A meeting between the Yemeni President, Ali Abdullah Saleh, and General David H. Petraeus, then the US commander in the Middle East is described in strikingly cynical detail: "We'll continue saying the bombs are ours, not yours," Saleh said. Yemen's deputy prime minister added lightly that "he had just ‘lied' by telling Parliament" that it was Yemeni forces that had carried out the strikes.

Another cable dated September 29, 2009 contains what might be called tabloid gossip and is entitled: A glimpse into Libyan leader Muammar Gaddafi's eccentricities.

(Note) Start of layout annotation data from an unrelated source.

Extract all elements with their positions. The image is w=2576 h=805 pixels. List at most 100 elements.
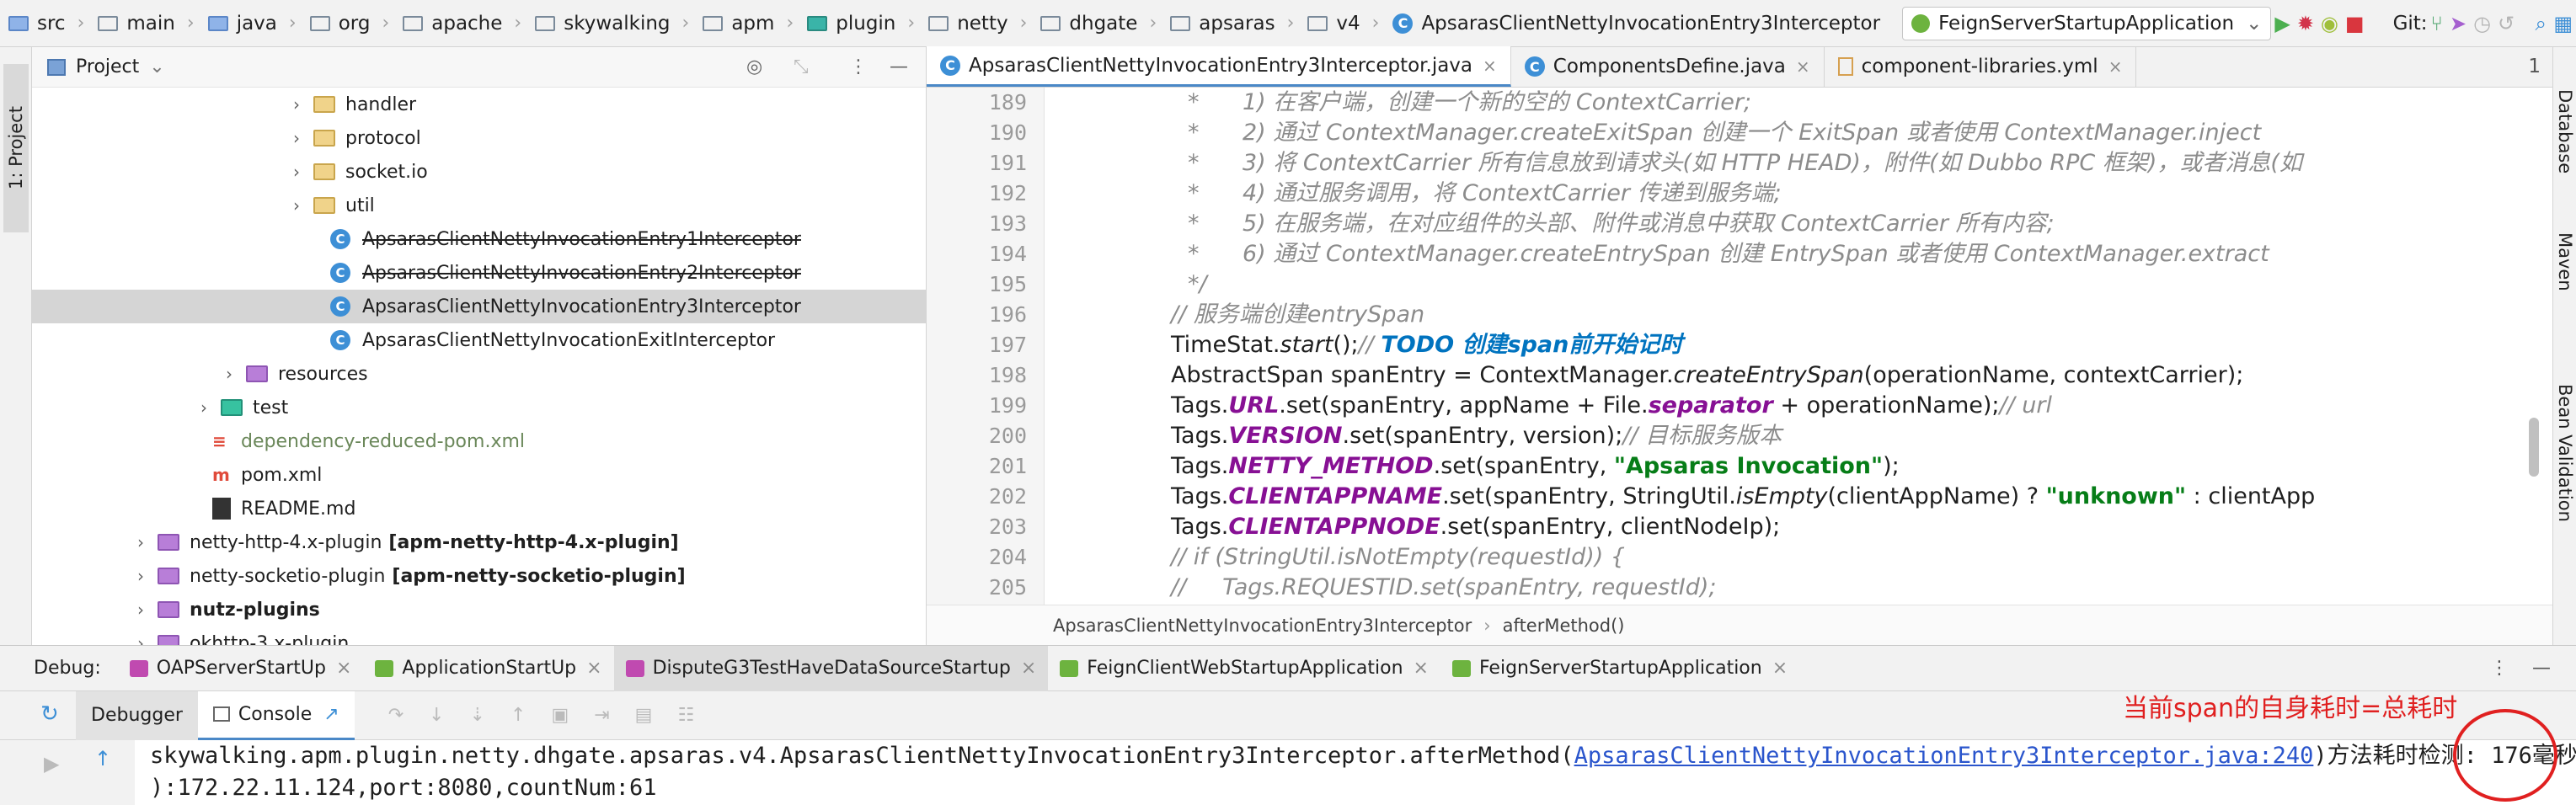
close-icon[interactable]: × [1414,658,1429,679]
expand-arrow-icon[interactable]: › [137,600,158,620]
step-into-icon[interactable]: ↓ [429,705,444,726]
options-icon[interactable]: ⋮ [2475,658,2524,679]
expand-arrow-icon[interactable]: › [200,397,221,418]
breadcrumb-item[interactable]: apache › [394,0,526,46]
coverage-icon[interactable]: ◉ [2321,7,2338,40]
stop-icon[interactable]: ■ [2345,7,2365,40]
breadcrumb-item[interactable]: apsaras › [1162,0,1299,46]
breadcrumb-item[interactable]: main › [89,0,199,46]
debug-session-tab[interactable]: DisputeG3TestHaveDataSourceStartup × [613,645,1049,691]
close-icon[interactable]: × [1483,56,1497,76]
chevron-down-icon[interactable]: ⌄ [149,56,164,77]
search-icon[interactable]: ⌕ [2535,7,2547,40]
tab-overflow-count[interactable]: 1 [2516,46,2552,87]
close-icon[interactable]: × [1796,56,1810,77]
run-icon[interactable]: ▶ [2274,7,2290,40]
breadcrumb-item[interactable]: apm › [694,0,799,46]
trace-icon[interactable]: ☷ [677,705,694,726]
minimize-icon[interactable]: — [890,56,908,77]
tree-item[interactable]: C ApsarasClientNettyInvocationEntry1Inter… [32,222,926,256]
tree-item[interactable]: › netty-http-4.x-plugin [apm-netty-http-4.… [32,525,926,559]
expand-arrow-icon[interactable]: › [226,364,246,384]
editor-breadcrumb-class[interactable]: ApsarasClientNettyInvocationEntry3Interc… [1053,616,1472,636]
database-tool-tab[interactable]: Database [2555,89,2575,173]
breadcrumb-item[interactable]: dhgate › [1032,0,1162,46]
rerun-icon[interactable]: ↻ [40,701,59,727]
collapse-all-icon[interactable]: ⤡ [794,56,809,77]
maven-tool-tab[interactable]: Maven [2555,232,2575,291]
debug-session-tab[interactable]: FeignServerStartupApplication × [1440,646,1799,691]
tree-item[interactable]: › okhttp-3.x-plugin [32,626,926,645]
run-config-select[interactable]: FeignServerStartupApplication ⌄ [1902,6,2272,40]
console-tab[interactable]: Console ↗ [197,690,355,740]
tree-item[interactable]: › handler [32,88,926,121]
tree-item[interactable]: C ApsarasClientNettyInvocationEntry2Inter… [32,256,926,290]
expand-arrow-icon[interactable]: › [293,195,313,216]
editor-breadcrumb-method[interactable]: afterMethod() [1503,616,1625,636]
project-tool-tab[interactable]: 1: Project [3,64,29,232]
tree-item[interactable]: m pom.xml [32,458,926,492]
debugger-tab[interactable]: Debugger [76,690,198,740]
scroll-up-icon[interactable]: ↑ [94,747,111,770]
minimize-icon[interactable]: — [2524,658,2576,679]
breadcrumb-item[interactable]: java › [200,0,302,46]
debug-session-tab[interactable]: FeignClientWebStartupApplication × [1048,646,1440,691]
close-icon[interactable]: × [1021,658,1036,679]
tree-item[interactable]: › nutz-plugins [32,593,926,626]
close-icon[interactable]: × [586,658,601,679]
console-source-link[interactable]: ApsarasClientNettyInvocationEntry3Interc… [1574,743,2314,769]
close-icon[interactable]: × [336,658,351,679]
breadcrumb-item[interactable]: skywalking › [526,0,694,46]
tree-item[interactable]: › resources [32,357,926,391]
restore-layout-icon[interactable]: ↗ [323,704,339,725]
editor-tab[interactable]: C ComponentsDefine.java × [1511,46,1825,87]
expand-arrow-icon[interactable]: › [137,532,158,552]
step-out-icon[interactable]: ↑ [510,705,526,726]
tree-item[interactable]: › util [32,189,926,222]
tree-item[interactable]: › protocol [32,121,926,155]
history-icon[interactable]: ◷ [2473,7,2491,40]
breadcrumb-item[interactable]: org › [302,0,395,46]
bean-validation-tool-tab[interactable]: Bean Validation [2555,384,2575,522]
breadcrumb-item[interactable]: src › [0,0,89,46]
drop-frame-icon[interactable]: ▣ [551,705,569,726]
code-area[interactable]: * 1) 在客户端，创建一个新的空的 ContextCarrier; * 2) … [1045,88,2536,605]
expand-arrow-icon[interactable]: › [293,162,313,182]
git-branch-icon[interactable]: ⑂ [2431,7,2443,40]
chevron-right-icon: › [907,13,916,34]
debug-icon[interactable]: ✹ [2297,7,2314,40]
close-icon[interactable]: × [2108,56,2123,77]
scrollbar-thumb[interactable] [2529,418,2539,477]
tree-item[interactable]: README.md [32,492,926,525]
run-to-cursor-icon[interactable]: ⇥ [594,705,609,726]
git-push-icon[interactable]: ➤ [2450,7,2466,40]
resume-icon[interactable]: ▶ [44,752,59,776]
tree-item[interactable]: › test [32,391,926,424]
tree-item[interactable]: › netty-socketio-plugin [apm-netty-socketi… [32,559,926,593]
layout-icon[interactable]: ▦ [2553,7,2573,40]
force-step-into-icon[interactable]: ⇣ [470,705,485,726]
close-icon[interactable]: × [1772,658,1788,679]
breadcrumb-item[interactable]: netty › [920,0,1032,46]
expand-arrow-icon[interactable]: › [293,128,313,148]
tree-item[interactable]: C ApsarasClientNettyInvocationExitInterce… [32,323,926,357]
editor-tab[interactable]: C ApsarasClientNettyInvocationEntry3Inter… [927,46,1511,87]
editor-tab[interactable]: component-libraries.yml × [1825,46,2137,87]
step-over-icon[interactable]: ↷ [388,705,404,726]
rollback-icon[interactable]: ↺ [2498,7,2515,40]
expand-arrow-icon[interactable]: › [293,94,313,115]
expand-arrow-icon[interactable]: › [137,566,158,586]
tree-item[interactable]: › socket.io [32,155,926,189]
console-output[interactable]: skywalking.apm.plugin.netty.dhgate.apsar… [135,740,2576,805]
tree-item[interactable]: ≡ dependency-reduced-pom.xml [32,424,926,458]
debug-session-tab[interactable]: ApplicationStartUp × [363,646,613,691]
breadcrumb-item[interactable]: C ApsarasClientNettyInvocationEntry3Inter… [1384,0,1885,46]
options-icon[interactable]: ⋮ [849,56,868,77]
tree-item[interactable]: C ApsarasClientNettyInvocationEntry3Inter… [32,290,926,323]
evaluate-icon[interactable]: ▤ [635,705,653,726]
debug-session-tab[interactable]: OAPServerStartUp × [118,646,364,691]
expand-arrow-icon[interactable]: › [137,633,158,645]
breadcrumb-item[interactable]: plugin › [799,0,920,46]
locate-icon[interactable]: ◎ [746,56,762,77]
breadcrumb-item[interactable]: v4 › [1299,0,1384,46]
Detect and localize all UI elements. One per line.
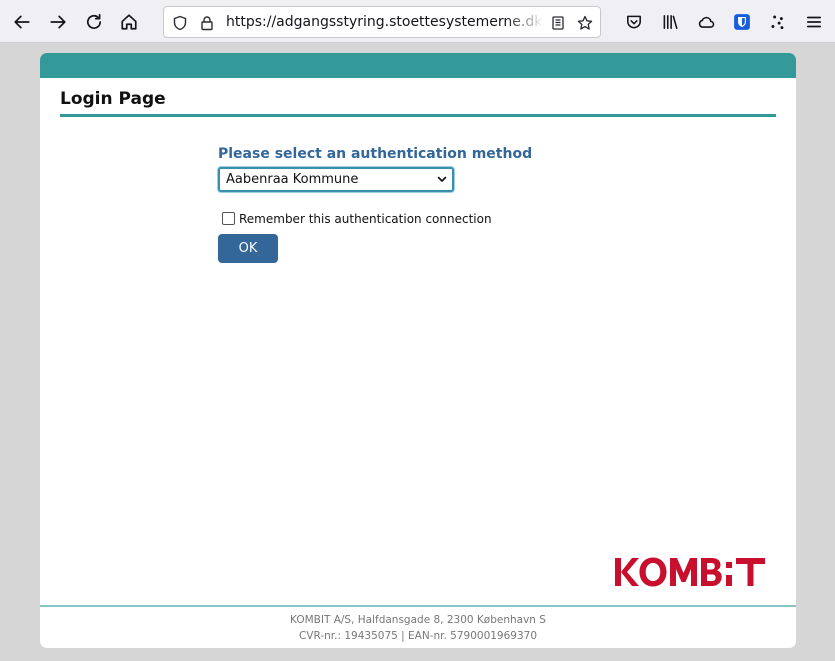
shield-icon[interactable] xyxy=(170,13,190,33)
footer-divider xyxy=(40,605,796,607)
forward-icon[interactable] xyxy=(43,7,73,37)
back-icon[interactable] xyxy=(7,7,37,37)
sync-cloud-icon[interactable] xyxy=(691,7,721,37)
library-icon[interactable] xyxy=(655,7,685,37)
menu-icon[interactable] xyxy=(799,7,829,37)
home-icon[interactable] xyxy=(114,7,144,37)
footer-address: KOMBIT A/S, Halfdansgade 8, 2300 Københa… xyxy=(290,614,546,626)
title-divider xyxy=(60,114,776,117)
remember-checkbox[interactable] xyxy=(222,212,235,225)
pocket-icon[interactable] xyxy=(619,7,649,37)
extensions-icon[interactable] xyxy=(763,7,793,37)
lock-icon[interactable] xyxy=(197,13,217,33)
auth-method-heading: Please select an authentication method xyxy=(218,146,533,162)
auth-method-select[interactable]: Aabenraa Kommune xyxy=(218,167,454,192)
url-text[interactable]: https://adgangsstyring.stoettesystemerne… xyxy=(226,14,544,34)
remember-label[interactable]: Remember this authentication connection xyxy=(239,212,492,226)
browser-toolbar: https://adgangsstyring.stoettesystemerne… xyxy=(0,0,835,43)
header-bar xyxy=(40,53,796,78)
footer-registration: CVR-nr.: 19435075 | EAN-nr. 579000196937… xyxy=(298,630,538,642)
login-page: Login Page Please select an authenticati… xyxy=(40,53,796,648)
password-manager-icon[interactable] xyxy=(727,7,757,37)
reader-view-icon[interactable] xyxy=(548,13,568,33)
bookmark-star-icon[interactable] xyxy=(575,13,595,33)
kombit-logo xyxy=(615,557,765,587)
reload-icon[interactable] xyxy=(79,7,109,37)
ok-button[interactable]: OK xyxy=(218,234,278,263)
chevron-down-icon xyxy=(437,176,447,182)
page-title: Login Page xyxy=(60,89,166,109)
auth-method-selected-value: Aabenraa Kommune xyxy=(226,172,359,187)
url-bar[interactable]: https://adgangsstyring.stoettesystemerne… xyxy=(163,6,601,38)
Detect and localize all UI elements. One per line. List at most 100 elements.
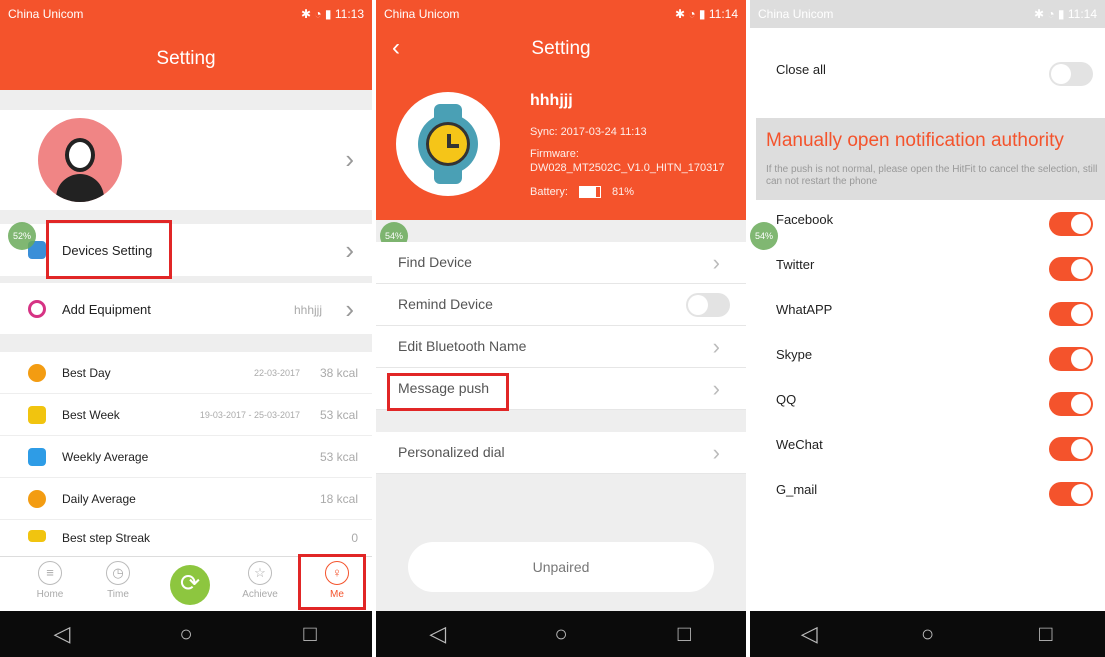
stat-label: Best Week [62, 408, 120, 422]
equipment-name: hhhjjj [293, 303, 322, 317]
app-row-facebook: Facebook [750, 200, 1105, 245]
trophy-icon [28, 406, 46, 424]
stat-label: Daily Average [62, 492, 136, 506]
chevron-right-icon: › [345, 235, 354, 265]
app-label: WeChat [776, 437, 823, 452]
edit-bluetooth-name-row[interactable]: Edit Bluetooth Name › [376, 326, 746, 368]
app-row-wechat: WeChat [750, 425, 1105, 470]
highlight-box [387, 373, 509, 411]
battery-percent: 81% [612, 186, 635, 198]
highlight-box [46, 220, 172, 279]
recents-icon[interactable]: □ [1026, 621, 1066, 647]
carrier-label: China Unicom [384, 7, 460, 21]
app-label: Facebook [776, 212, 834, 227]
stat-row-best-day: Best Day 22-03-2017 38 kcal [0, 352, 372, 394]
back-icon[interactable]: ◁ [418, 621, 458, 647]
sun-icon [28, 364, 46, 382]
recents-icon[interactable]: □ [290, 621, 330, 647]
system-nav-bar: ◁ ○ □ [0, 611, 372, 657]
sync-button[interactable]: ⟳ [170, 565, 210, 605]
app-label: G_mail [776, 482, 818, 497]
app-row-qq: QQ [750, 380, 1105, 425]
find-device-row[interactable]: Find Device › [376, 242, 746, 284]
home-circle-icon[interactable]: ○ [907, 621, 947, 647]
status-bar: China Unicom ✱ ◔ ▮ 11:14 [376, 0, 746, 28]
tab-label: Home [36, 589, 64, 600]
close-all-toggle[interactable] [1049, 62, 1093, 86]
gmail-toggle[interactable] [1049, 482, 1093, 506]
status-icons: ✱ ◔ ▮ 11:14 [1033, 7, 1097, 21]
row-label: Remind Device [398, 296, 493, 312]
home-icon: ≡ [38, 561, 62, 585]
clock-icon [28, 490, 46, 508]
close-all-row: Close all [750, 50, 1105, 95]
settings-screen-device: China Unicom ✱ ◔ ▮ 11:14 ‹ Setting hhhjj… [376, 0, 746, 657]
tab-label: Time [107, 589, 129, 600]
app-row-skype: Skype [750, 335, 1105, 380]
carrier-label: China Unicom [758, 7, 834, 21]
crown-icon [28, 530, 46, 542]
system-nav-bar: ◁ ○ □ [376, 611, 746, 657]
chevron-right-icon: › [712, 440, 720, 465]
personalized-dial-row[interactable]: Personalized dial › [376, 432, 746, 474]
back-icon[interactable]: ◁ [42, 621, 82, 647]
page-title: Setting [531, 38, 591, 59]
wechat-toggle[interactable] [1049, 437, 1093, 461]
facebook-toggle[interactable] [1049, 212, 1093, 236]
recents-icon[interactable]: □ [664, 621, 704, 647]
clock: 11:14 [1067, 7, 1097, 21]
row-label: Personalized dial [398, 444, 505, 460]
back-icon[interactable]: ◁ [789, 621, 829, 647]
whatsapp-toggle[interactable] [1049, 302, 1093, 326]
remind-device-row: Remind Device [376, 284, 746, 326]
watch-image [396, 92, 500, 196]
add-equipment-row[interactable]: Add Equipment hhhjjj › [0, 282, 372, 334]
tab-time[interactable]: ◷ Time [88, 561, 148, 600]
add-equipment-label: Add Equipment [62, 302, 151, 317]
app-label: Twitter [776, 257, 815, 272]
settings-screen-me: China Unicom ✱ ◔ ▮ 11:13 Setting › Devic… [0, 0, 372, 657]
app-label: QQ [776, 392, 797, 407]
twitter-toggle[interactable] [1049, 257, 1093, 281]
battery-icon [579, 186, 601, 198]
message-push-screen: China Unicom ✱ ◔ ▮ 11:14 Close all Manua… [750, 0, 1105, 657]
stat-date: 22-03-2017 [253, 368, 300, 378]
chevron-right-icon: › [712, 250, 720, 275]
unpaired-button[interactable]: Unpaired [408, 542, 714, 592]
skype-toggle[interactable] [1049, 347, 1093, 371]
star-icon: ☆ [248, 561, 272, 585]
app-row-gmail: G_mail [750, 470, 1105, 515]
calendar-icon [28, 448, 46, 466]
app-label: WhatAPP [776, 302, 833, 317]
stat-row-best-week: Best Week 19-03-2017 - 25-03-2017 53 kca… [0, 394, 372, 436]
watch-icon [28, 300, 46, 318]
avatar[interactable] [38, 118, 122, 202]
tab-home[interactable]: ≡ Home [20, 561, 80, 600]
row-label: Find Device [398, 254, 472, 270]
notification-info-box: Manually open notification authority If … [756, 118, 1105, 200]
firmware-version: DW028_MT2502C_V1.0_HITN_170317 [530, 162, 725, 174]
remind-device-toggle[interactable] [686, 293, 730, 317]
battery-label: Battery: [530, 186, 568, 198]
highlight-box [298, 554, 366, 610]
stat-value: 38 kcal [319, 366, 358, 380]
row-label: Edit Bluetooth Name [398, 338, 527, 354]
time-icon: ◷ [106, 561, 130, 585]
page-title: Setting [156, 48, 216, 69]
tab-achieve[interactable]: ☆ Achieve [230, 561, 290, 600]
app-row-twitter: Twitter [750, 245, 1105, 290]
info-title: Manually open notification authority [766, 130, 1064, 151]
stat-row-daily-average: Daily Average 18 kcal [0, 478, 372, 520]
sync-time: Sync: 2017-03-24 11:13 [530, 126, 647, 138]
chevron-right-icon: › [712, 376, 720, 401]
home-circle-icon[interactable]: ○ [541, 621, 581, 647]
profile-card[interactable]: › [0, 110, 372, 210]
firmware-label: Firmware: [530, 148, 579, 160]
qq-toggle[interactable] [1049, 392, 1093, 416]
stat-label: Best Day [62, 366, 111, 380]
stat-label: Weekly Average [62, 450, 149, 464]
stat-date: 19-03-2017 - 25-03-2017 [199, 410, 300, 420]
row-label: Close all [776, 62, 826, 77]
home-circle-icon[interactable]: ○ [166, 621, 206, 647]
clock: 11:13 [334, 7, 364, 21]
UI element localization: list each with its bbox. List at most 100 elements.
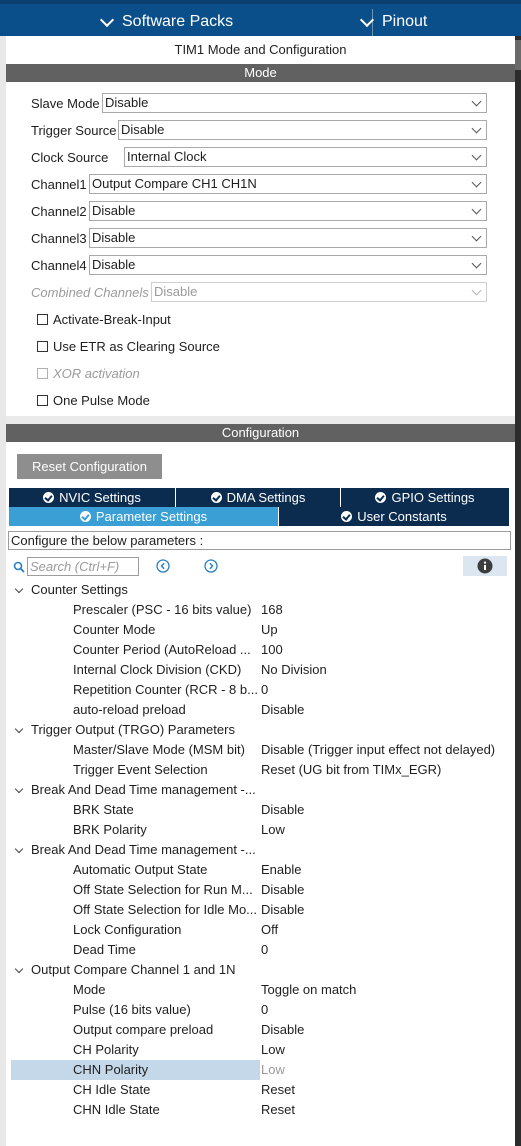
parameter-value[interactable]: Enable xyxy=(261,860,301,880)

It describes his growing reliance on his Ukrainian nurse (a voluptuous blonde) Galyna Kolotnytska; his love for flamenco dancing, and his diminished dependence on his famous female bodyguards.

Gaddafi was also reported by the press to be upset that when he was in New York last year to attend the UN General Assembly session; he was not allowed to set up his tent in Manhattan.

There may be a silver lining in the diplomatic clouds hanging over the US State Department: diplomats will have to work harder to provide sound information and be more analytical, and to prioritise issues of substance over gossip and speculations.

 

Adel Safty is Distinguished Professor Adjunct at the Siberian Academy of Public Administration, Russia. His new book, Might Over Right, is endorsed by Noam Chomsky, and published in England by Garnet, 2009.